Para fabricar essas máquinas, Elisabeth fundou a Theranos. Imagine-se o estrondo que foi o anúncio dos minilabs. As ações da Theranos decolaram para além das estrelas, investidores e especuladores disputavam os papéis a tapas, a empresa chegou a ser avaliada em 9 bilhões de dólares. Henry Kissinger e outros cultuados membros de governos dos EUA faziam parte da diretoria ou do conselho. Elisabeth Holmes foi considerada o Steve Jobs de saias, era uma revolução! Na verdade, uma mentira.
Todo golpista diz que é a ganância da vítima que propicia o golpe. Elisabeth fez isso, ofereceu uma fortuna em ganhos e os oportunistas não puderam resistir. Mas era tudo marketing e lobby. A máquina nunca funcionou. Na realidade, nunca existiu. Tudo não passou de um golpe para valorizar a empresa e suas ações. Os “golpeados” se regozijavam com a perspectiva de ganhos imensuráveis, enquanto na Theranos a dissimulação era o produto.
A atual guerra das vacinas da covid-19, por enquanto, só tem essa finalidade: aumentar ganhos. A verdadeira cura ou imunização fica para segundo plano.
Há alguns dias Donald Trump tentou comprar uma pesquisa alemã da vacina e, em seguida, atacou a proposta da OMS de que a vacina da covid-19 deve ser um “bem público mundial”. Está explícita sua intenção de “faturar” com a patente do produto, com venda de ações, com ganhos na bolsa. Aliás, ele já se negou a liberar a patente de uma vacina antes mesmo de descobri-la.

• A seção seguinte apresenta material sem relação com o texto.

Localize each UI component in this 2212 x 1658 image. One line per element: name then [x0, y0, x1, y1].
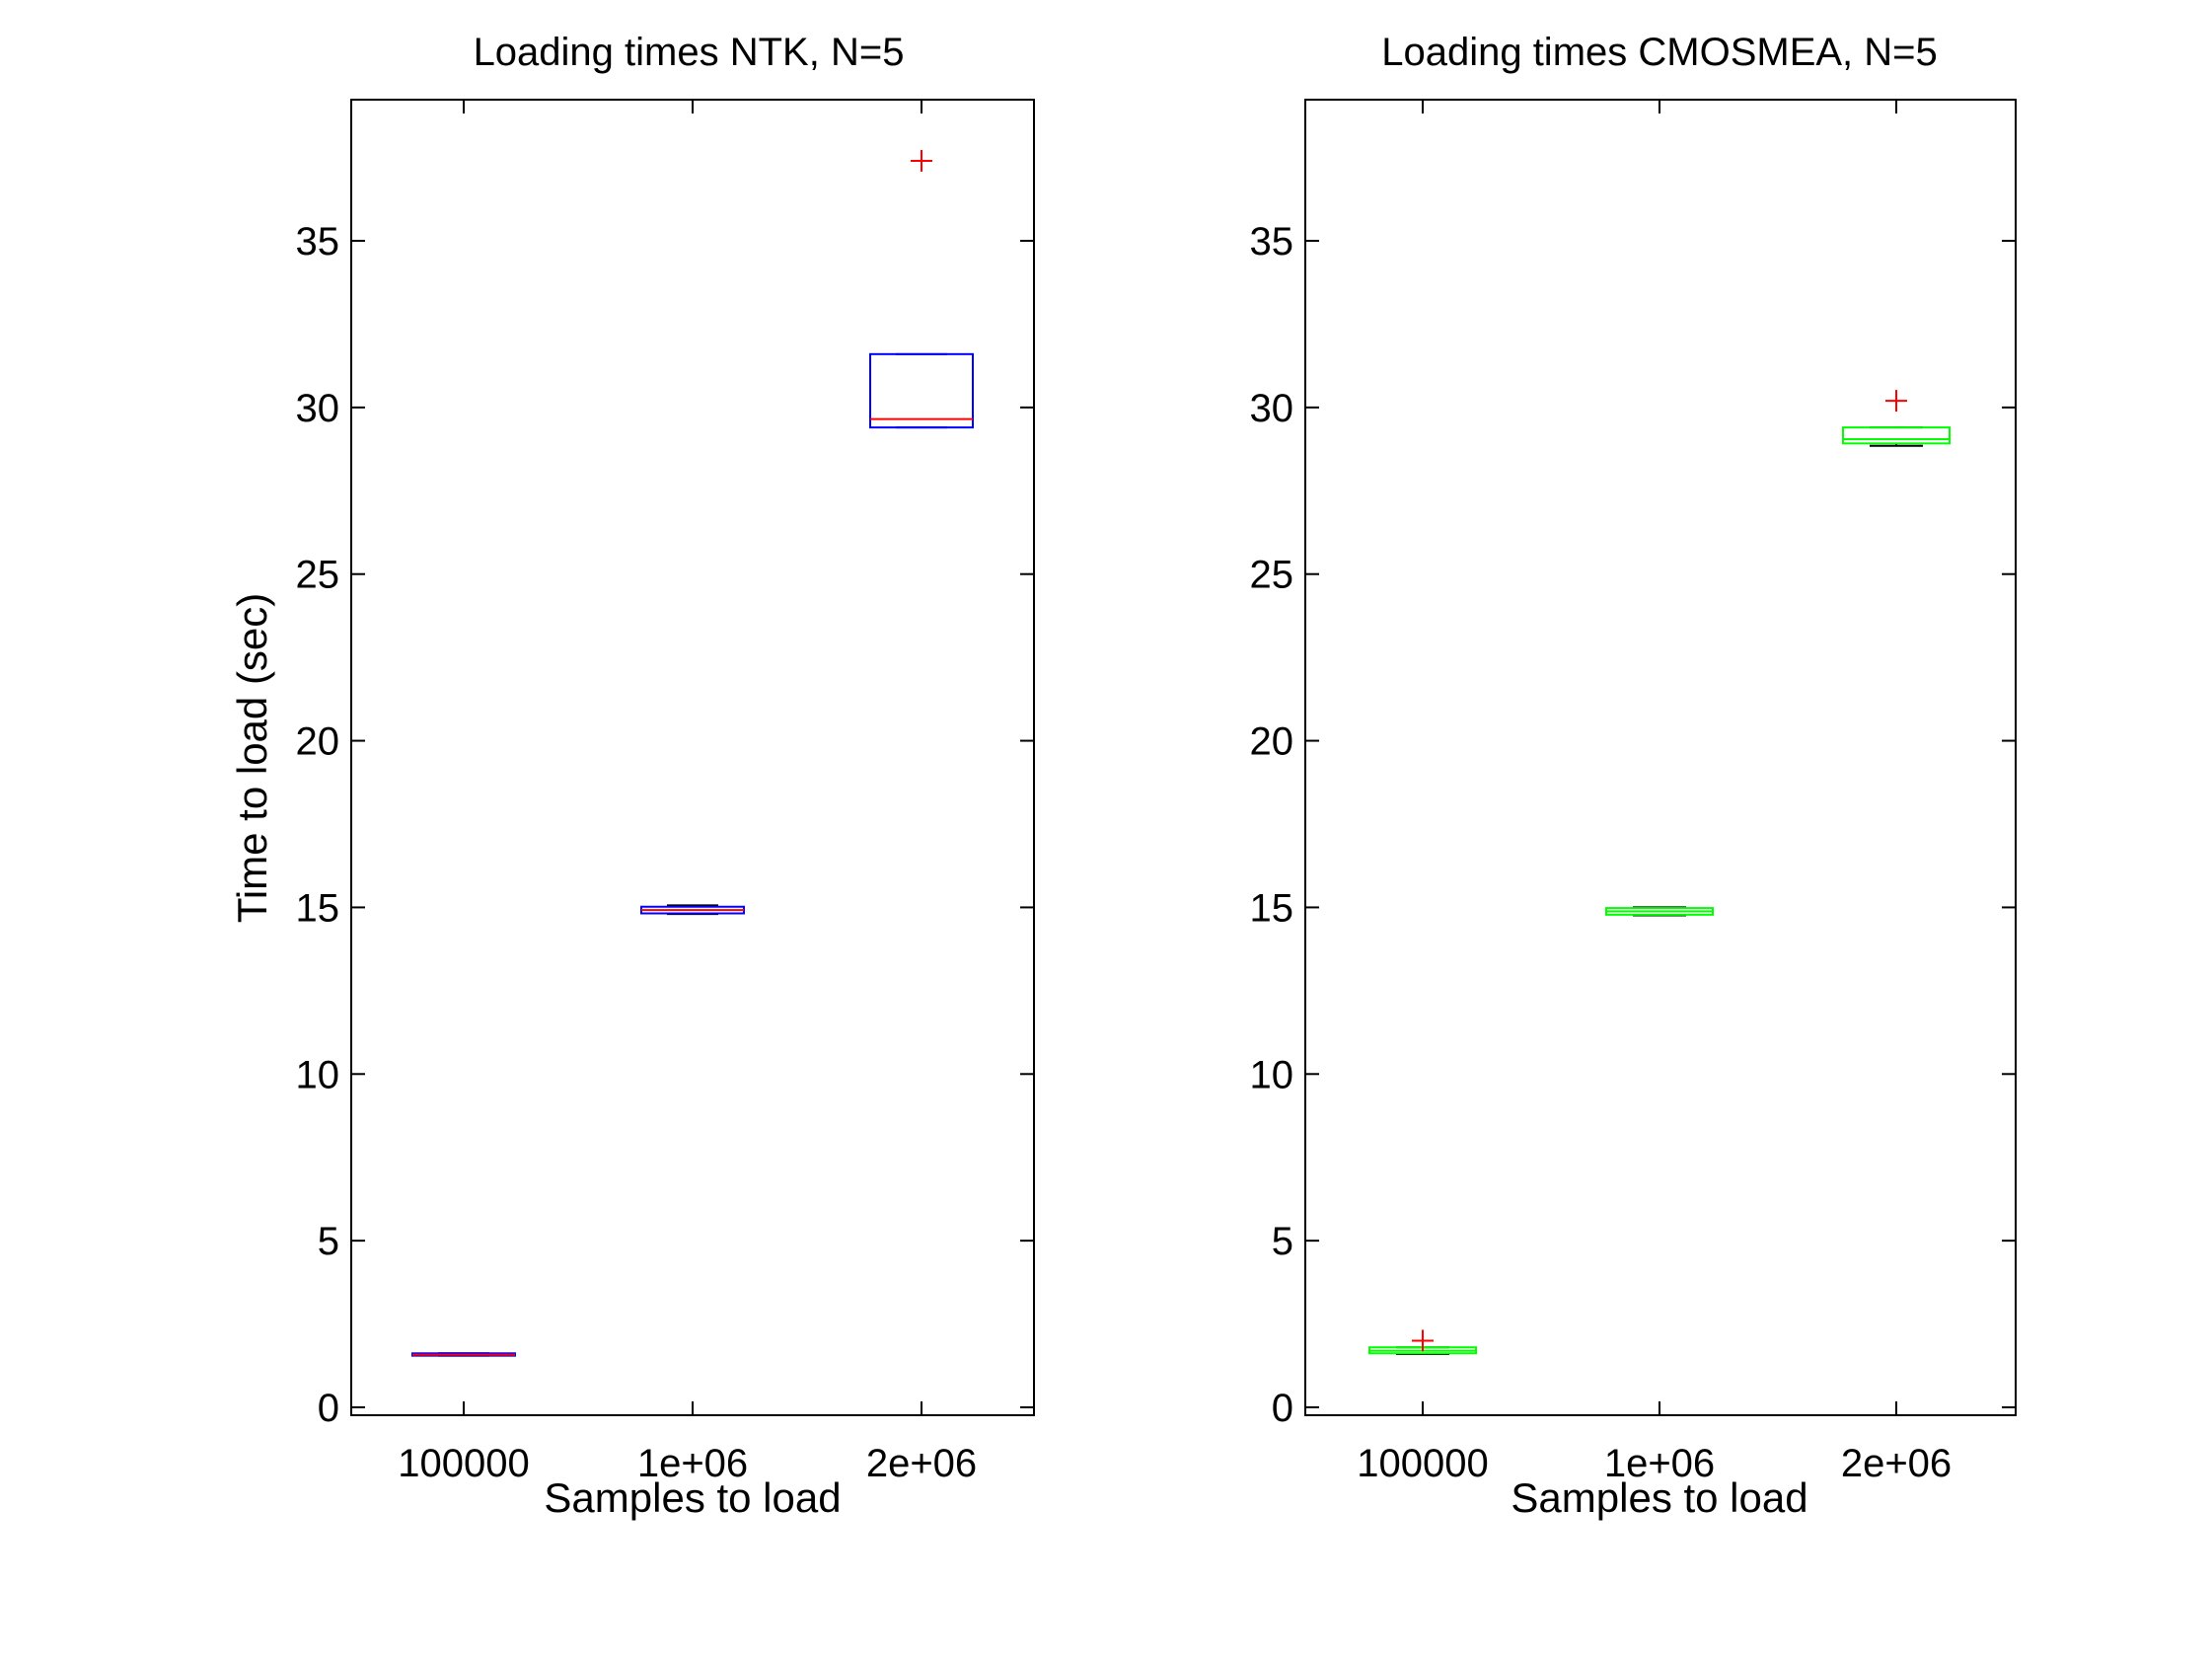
y-tick-label: 20 [296, 720, 340, 764]
y-tick-label: 5 [318, 1220, 339, 1263]
y-tick-label: 35 [296, 220, 340, 264]
x-tick-label: 1e+06 [1604, 1442, 1715, 1485]
y-tick-label: 0 [318, 1387, 339, 1430]
box [869, 352, 974, 429]
box-100000 [411, 1352, 516, 1357]
box-2e+06 [1842, 390, 1951, 447]
y-tick-label: 20 [1250, 720, 1294, 764]
y-tick-label: 15 [296, 886, 340, 930]
x-axis-label: Samples to load [544, 1474, 841, 1521]
y-tick-label: 25 [1250, 554, 1294, 597]
y-tick-label: 10 [1250, 1053, 1294, 1096]
chart-title: Loading times NTK, N=5 [474, 31, 905, 74]
x-axis-label: Samples to load [1511, 1474, 1807, 1521]
chart-title: Loading times CMOSMEA, N=5 [1381, 31, 1938, 74]
y-axis-label: Time to load (sec) [229, 593, 275, 924]
plot-area [1368, 390, 1951, 1355]
x-axis: 100000 1e+06 2e+06 [1357, 100, 1952, 1485]
outlier [911, 149, 932, 172]
box-1e+06 [640, 904, 745, 916]
outlier [1412, 1329, 1434, 1352]
x-tick-label: 2e+06 [866, 1442, 977, 1485]
panel-cmosmea: Loading times CMOSMEA, N=5 0 5 10 15 20 25 30 3… [1250, 31, 2017, 1521]
x-tick-label: 1e+06 [637, 1442, 748, 1485]
box [1842, 426, 1951, 445]
box-1e+06 [1605, 906, 1714, 917]
y-tick-label: 10 [296, 1053, 340, 1096]
box-2e+06 [869, 149, 974, 429]
x-tick-label: 2e+06 [1841, 1442, 1952, 1485]
y-tick-label: 5 [1272, 1220, 1293, 1263]
outlier [1885, 390, 1907, 413]
y-tick-label: 30 [296, 387, 340, 430]
x-tick-label: 100000 [1357, 1442, 1488, 1485]
y-axis: 0 5 10 15 20 25 30 35 [1250, 220, 2016, 1430]
y-tick-label: 0 [1272, 1387, 1293, 1430]
y-tick-label: 30 [1250, 387, 1294, 430]
y-tick-label: 15 [1250, 886, 1294, 930]
y-tick-label: 35 [1250, 220, 1294, 264]
plot-area [411, 149, 974, 1357]
x-axis: 100000 1e+06 2e+06 [398, 100, 977, 1485]
y-axis: 0 5 10 15 20 25 30 35 [296, 220, 1034, 1430]
x-tick-label: 100000 [398, 1442, 529, 1485]
panel-ntk: Loading times NTK, N=5 0 5 10 15 20 25 30 35 10… [229, 31, 1035, 1521]
y-tick-label: 25 [296, 554, 340, 597]
box-100000 [1368, 1329, 1477, 1355]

Em contrapartida e em tom de provocação, a China anunciou que sua vacina terá, sim, patente liberada e será “bem público mundial”, como quer a OMS. Imediatamente veio a reação: “Bolsas da China fecham em alta por expectativa sobre vacina”, foi a manchete.
Nos próximos dias e semanas veremos ainda dezenas anúncios “promissores”, cada qual tentando impulsionar mais o valor de suas ações, de suas empresas ou de suas filosofias. Gente disposta a faturar com promessas é o que não falta. O que falta é o foco no bem comum.